As for the influx of funding, Podolny said Honor will use it to, “reach and serve more partners and clients. It will help expand Honor’s AI enhancements for both course creators and learners – helping subject matter experts quickly spin up engaging courses grounded in the content that they curate.”
In the online continued learning market, the devil has always been completion rates, usually slow and abysmally low. But in his interview, Podolny said that Honor’s “completion rate for self-directed courses is 85%,” which would rival, and even surpass, most big-name, on-campus programs. “The typical self-paced online course sees completion rates between five and 15 percent,” he said. The 85% number Honor boasts, Podolny says, is “the result of fundamentally rethinking how digital learning works.” He said later, “Where most platforms focus on delivering content, Honor puts human connection at the center. Our courses are designed to feel socially alive, even asynchronously.

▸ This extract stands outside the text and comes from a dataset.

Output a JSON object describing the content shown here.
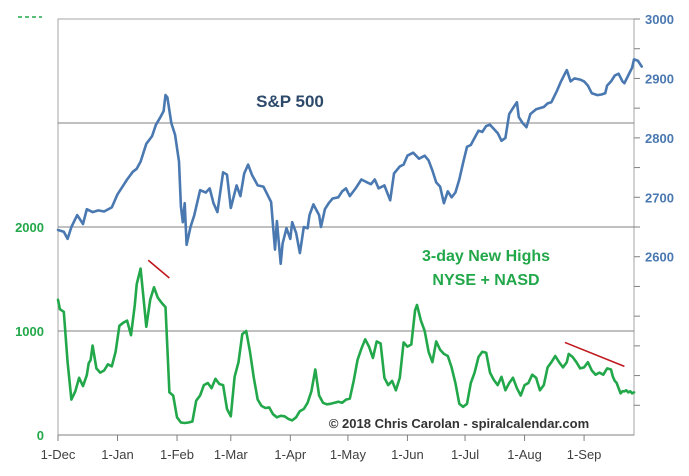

“We believe that by offering our partners a turnkey credentialing engine that combines instructional design, platform delivery, and branded certification, we’re providing them with everything they need to convert intellectual capital into high-impact, high-completion learning experiences that drive reach, revenue, and long-term engagement,” Podolny said.
Citing the company’s 2024 impact survey, Podolny shared that 92% of learners in that survey said Honor increased their engagement while 90% said it improved comprehension.
“Five years from now,” Podolny said, “Honor will be the connective tissue for the learning experiences that not only support individuals in realizing their own goals and ambitions, but also help the groups, teams, and organizations of which the individual is a part to realize theirs.” He added that by 2030, “A credential on the Honor platform will mean more than just a badge. It will be a marker of shared identity, trust, and long-term impact.”
If his vision arrives even in part, it would shake up a massive market with big, well-funded players such as Udemy, Coursera, and Skillshare – some of which have struggled recently to prove their long-term potency and use, seeing dips in customers and revenue. Accordingly, it’s not too hard to see why investors may be interested in a new model and new approaches in this mega-market.
In fact, Podolny sees a whole new market. Or at least one that’s built on different foundations.
“Today’s online learning is based on false assumptions – presuming that learners lead lives where they can hole themselves up with a laptop and keep themselves engaged staring at their screen as they play videos and scroll through PDFs. That isn’t today’s reality,” Podolny said. “Individuals need learning that can be woven into the other demands of their lives, while still connecting them to peers or fellow team members that bring insight and motivation through shared learning.”